O caminho para a barca era escuro e tortuoso, cercado de rochas e pedras pontiagudas. Livia passou por todo o local, como fazia diversas vezes, sempre que necessário, mesmo sentindo que aquela vez seria a última a atravessar a barca.
O lamento ao longe era um som prazeroso para seus ouvidos que se intensificou ao chegar à pequena barca, onde apenas um pequeno grupo de escolhidos poderia entrar. Demônios, como ela, sentiam prazer em escutar o lamento de traidores, condenados ao calor das águas infernais. Era por isso que a barca para os níveis superiores passava por aquele local.
Assim que entrou na barca ouviu o demônio ao seu lado falar:
- O Príncipe deseja vê-la, minha senhora?
- Apenas me leve até o outro lado, servo. – a voz da jovem era baixa e grave e o demônio calou-se.
Por todo caminho Livia notava as sombras, do que no passado eram demônios, lutando entre si e alguns ao notar a barca se movendo paravam e contemplavam, como se pedindo por perdão. A mulher os ignorou.
- Chegamos, senhora. Mais alguma coisa? – o barqueiro se curvou enquanto falava.
- Fique aqui. Eu pretendo voltar.
Livia caminhou lentamente até chegar a uma fortaleza. Seus muros eram de pedra e do outro lado nenhum som era ouvido. Não foi necessário que se identificasse, assim que a avistaram os guardas abriram os portões do local. A trilha até o pátio central era cercada pelos altos muros e nenhuma iluminação mostrava o caminho certo a seguir, mas ela não precisa de luzes para achar seu destino. No pátio encontrou dois homens mexendo em um cadáver no chão, ambos a fitaram ao vê-la entrar o recinto e quando ameaçaram esconder o corpo morto foram interrompidos por Livia:
- Não precisam fazer isso agora. Só não façam desse local um depósito de mortos.
Os demônios retiraram o corpo, que poderia passar por um humano, se não fossem seus olhos brancos.
Assim que os viu saindo, abriu as portas centrais da construção. O local, por dentro, era tão sombrio e quente como o lado de fora. Algumas das paredes estavam quebradas e chão rangia a cada passo da mulher.
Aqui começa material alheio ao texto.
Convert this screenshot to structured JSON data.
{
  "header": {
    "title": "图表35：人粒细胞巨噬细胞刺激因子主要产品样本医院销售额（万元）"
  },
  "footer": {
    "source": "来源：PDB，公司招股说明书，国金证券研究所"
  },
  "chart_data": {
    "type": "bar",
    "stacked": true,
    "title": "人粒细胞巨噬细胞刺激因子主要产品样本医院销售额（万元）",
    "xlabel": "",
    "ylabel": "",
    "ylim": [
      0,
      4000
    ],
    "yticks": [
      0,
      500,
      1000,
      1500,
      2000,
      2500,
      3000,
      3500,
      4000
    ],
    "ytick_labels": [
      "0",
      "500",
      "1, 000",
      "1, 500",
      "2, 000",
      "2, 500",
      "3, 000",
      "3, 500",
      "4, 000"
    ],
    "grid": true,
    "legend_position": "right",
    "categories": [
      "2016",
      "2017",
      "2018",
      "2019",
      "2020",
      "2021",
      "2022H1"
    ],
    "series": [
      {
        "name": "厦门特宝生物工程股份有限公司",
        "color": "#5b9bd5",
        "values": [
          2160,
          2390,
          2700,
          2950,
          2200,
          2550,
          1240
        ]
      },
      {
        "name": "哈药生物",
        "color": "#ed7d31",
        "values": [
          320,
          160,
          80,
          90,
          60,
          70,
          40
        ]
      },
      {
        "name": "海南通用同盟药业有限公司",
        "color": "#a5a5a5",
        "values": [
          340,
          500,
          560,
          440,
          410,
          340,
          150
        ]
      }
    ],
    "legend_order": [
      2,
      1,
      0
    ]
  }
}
Livia desceu as escadas presentes no recinto para o subsolo e deparou-se com grades que impediam sua passagem.
Um velho curvado vinha na direção das portas com um molho de chaves e ao ver Livia sorriu maliciosamente:
- O mestre sabia que a senhorita estava aqui. Mas a idade me impediu de vir mais rápido.
- Certo... – disse indiferente.
- Eu sei que não se importa com isso, mas meu mestre confia em mim.
- Pra mim você será sempre um humano. Traidor, mas mesmo assim humano.
O velho abriu o portão e ao ver Livia passar sorriu:
- A senhorita é a única dessa raça que tem um cheiro tão agradável.
Com extrema rapidez Livia tirou uma pequena faca de sua capa e fincou na mão do homem, o prendendo na parede de pedras.
- Meça suas palavras, velho.
Livia retirou os cabelos negros que caiam em sua face e voltou a caminhar pelo longo corredor sujo. Ela sabia aonde ir e quando chegou ao fim do corredor abriu uma porta de madeira podre para entrar em um salão amplo.
Uma voz grave ecoou por todo o salão.
- Eu não precisava ser quem eu sou pra saber o que você fez com o velho.
Livia deu um sorriso amarelo.
- Eu te pedi pra vir aqui porque dentre todos os demônios em que confio, que são poucos, você é a mais capaz de fazer o que quero.
- E seria? – Livia odiava olhar para o vazio. Falar com um demônio sem corpo era algo que a deixava extremamente irritada.
As luzes avermelhadas que estavam no meio do salão ganharam intensidade quando o Príncipe do Submundo falou:
- Você sabe que aprisionei um dos filhos de Sparda. Está cumprindo como o desejado... – a voz esboçou uma risada maliciosa. – O outro... Bem, é ele que está se impondo ao meu plano.
- Dante...
- Eu quero que você use todo seu poder para prepará-lo. Você é inteligente e atraente, nem mesmo um filho de Sparda irá causar muita dor de cabeça.
- Prepará-lo para que? Por que você não me pede para simplesmente matá-lo?
- Eu não quero isso, não agora. Eu tenho outros planos pra você...
Livia olhou desconfiada para a luz que a cada palavra dita ganhava maior brilho e força.